Oh, and spekaing of my class, tonight we did an exercise that gave me an idea for a short story. We were supposed to write down three childhood shoes we wore when we were young (or if we couldn’t remember that, something else from childhood) and write about something that happened while we wore those shoes. Since I couldn’t remember any shoes I wore as a child in vivid detail, I went with Halloween costumes…and remembered a low point in my life when I was really depressed. It gave me the idea for a short story, so when I can I’ll work on it and see what comes about.

Have to say, I love my school; it’s doing so much for my writing and the people here don’t even realize it!

As I sit watching Saturday Night Live, I’m also working on my next short story, Old Sid, a short story about a fictional urban legend at Ohio State University. I plan on narrating this story in the fashion of The Virgin Suicides (which means my narrator is a bunch of people talking as one without naming themselves), and I plan for the story to get progressively darker and twisted while keeping the short story within twenty pages, or five-thousand words, as we prefer to think.

I told my Creative Writing teacher about the idea behind me story, and he really enjoyed it. I hope to have it done within a week, even though it’s not due till mid-February. Still, I think I might enjoy this one. At the very least, it’ll be a challenge to write. After all, I’m not used to first person, and this is a very unique form of first person. Well, let’s see what I come up with, okay? I’ll let you know what happens when I finish the short story.

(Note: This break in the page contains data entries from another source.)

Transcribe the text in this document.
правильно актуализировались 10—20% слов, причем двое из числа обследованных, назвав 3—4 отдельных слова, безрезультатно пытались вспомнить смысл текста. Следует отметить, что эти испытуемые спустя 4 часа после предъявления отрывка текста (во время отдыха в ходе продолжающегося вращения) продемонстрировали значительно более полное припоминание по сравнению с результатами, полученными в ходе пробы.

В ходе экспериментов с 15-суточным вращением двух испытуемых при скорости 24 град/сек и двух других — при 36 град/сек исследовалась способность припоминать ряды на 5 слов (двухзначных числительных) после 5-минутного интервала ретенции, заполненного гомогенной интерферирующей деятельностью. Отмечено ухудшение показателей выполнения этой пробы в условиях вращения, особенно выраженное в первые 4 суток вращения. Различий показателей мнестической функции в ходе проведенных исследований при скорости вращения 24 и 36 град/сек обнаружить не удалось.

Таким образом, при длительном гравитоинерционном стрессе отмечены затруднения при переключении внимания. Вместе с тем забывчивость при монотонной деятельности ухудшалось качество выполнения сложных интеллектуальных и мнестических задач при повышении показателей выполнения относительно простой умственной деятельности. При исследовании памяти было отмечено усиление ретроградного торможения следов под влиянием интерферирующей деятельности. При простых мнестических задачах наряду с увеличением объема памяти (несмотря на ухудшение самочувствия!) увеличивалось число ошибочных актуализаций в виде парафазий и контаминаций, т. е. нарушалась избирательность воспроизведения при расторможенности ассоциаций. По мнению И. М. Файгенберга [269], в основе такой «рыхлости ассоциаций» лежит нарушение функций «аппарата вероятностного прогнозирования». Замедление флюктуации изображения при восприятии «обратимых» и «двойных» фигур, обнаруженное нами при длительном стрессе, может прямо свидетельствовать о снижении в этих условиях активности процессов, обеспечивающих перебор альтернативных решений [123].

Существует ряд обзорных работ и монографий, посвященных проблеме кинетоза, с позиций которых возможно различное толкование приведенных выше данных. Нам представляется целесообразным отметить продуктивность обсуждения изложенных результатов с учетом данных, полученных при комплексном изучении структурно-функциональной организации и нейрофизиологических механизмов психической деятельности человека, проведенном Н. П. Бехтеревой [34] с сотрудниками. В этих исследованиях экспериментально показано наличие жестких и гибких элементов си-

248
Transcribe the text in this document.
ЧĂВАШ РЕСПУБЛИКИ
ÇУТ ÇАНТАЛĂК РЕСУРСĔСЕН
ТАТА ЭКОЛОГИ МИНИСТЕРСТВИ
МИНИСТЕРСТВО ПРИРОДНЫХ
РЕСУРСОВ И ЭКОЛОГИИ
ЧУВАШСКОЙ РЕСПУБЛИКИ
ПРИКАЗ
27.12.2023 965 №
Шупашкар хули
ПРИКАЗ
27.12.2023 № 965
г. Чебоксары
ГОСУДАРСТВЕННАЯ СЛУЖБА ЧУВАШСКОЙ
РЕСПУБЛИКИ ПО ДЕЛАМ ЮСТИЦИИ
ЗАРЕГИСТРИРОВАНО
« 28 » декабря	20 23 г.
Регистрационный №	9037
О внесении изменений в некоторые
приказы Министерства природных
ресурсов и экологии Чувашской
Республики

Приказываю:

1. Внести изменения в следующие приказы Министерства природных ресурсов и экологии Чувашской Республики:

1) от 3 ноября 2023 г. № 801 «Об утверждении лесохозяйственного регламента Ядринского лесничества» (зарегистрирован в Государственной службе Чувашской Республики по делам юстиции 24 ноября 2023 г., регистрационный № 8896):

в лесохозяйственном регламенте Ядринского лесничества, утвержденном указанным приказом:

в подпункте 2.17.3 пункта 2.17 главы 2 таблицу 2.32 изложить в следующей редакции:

Oh, and guess what? I’ll be doing my famous SNL reviews later tonight. Can’t stop it, there’s Jennifer Laurence, Adam Levine, and Beiber. That last one I probably won’t like, but it’ll be a boost in my stats, no matter what I think of Beib’s performance.

Well, it’s the end of the second week of the new semester, and I’m hopefully settling into a rhythm here with classes everyday and work 3 days a week. In the midst of all this I find time to write short stories (such as those that will be in The Quiet Game: Five Tales To Chill Your Bones. Coming soon in e-book format), including a short story for class. For this short story, I plan on the plot to center around the subject of a fictional urban legend at Ohio State University, my own school. I plan for the story to be written in the style of The Virgin Suicides, where a group of people narrate the story as it happened to them. I’m pretty sure this’ll work for the story.

I also plan on doing homework, because I have to keep my grades up. I also plan to relax a bit, maybe watch a new SNL with Jennifer Laurence hosting. But most of all, I’m looking forward to the inaguration on Monday. In fact, the movie theater near campus will be showing the inaguration live in one of the theaters, so I’ll go there to watch it. I can’t wait!

So have a great 3-day weekend, and I’ll hopefully write a few more posts as the weekend goes on, especially if I have any news to report. See ya!

Well, it’s been a very busy day for me. I had two very long classes that had a lot of reading as homework, I had to work a shift today, and of course I had to eat my breakfast and lunch. But you know what? I managed to find time to work on “Addct”, one of the short stories for The Quiet Game: Five Tales To Chill Your Bones. I took most of the suggestions that my creative writing class gave me, the ones I felt worked best for this story, and incorporated them into the plot.

I gave my main character a little more to him than the static image I had before, adding in a best friend for the character and showing him actually interacting with people other than his own strange hallucinations. And even better, I managed to give the story a new, rather ironic ending. It’s the type of ending horror fans love: the kind that lets you know that the troubles are far from over.

Can you tell I’m happy with the final version? Sure, it’s a bit more literary than I like, but the very fantastical elements of the story makes sure I don’t get bored.

So this is the first of the five short stories for The Quiet Game to be fully finished. Four more to go, and I’ll be able to put the whole collection out. I just have to wait for my friends who are critiquing the other four to get back to me. At this moment, I’m predicting sometime in March or April I’ll have this out.

Keep with me folks, I’ll be published soon!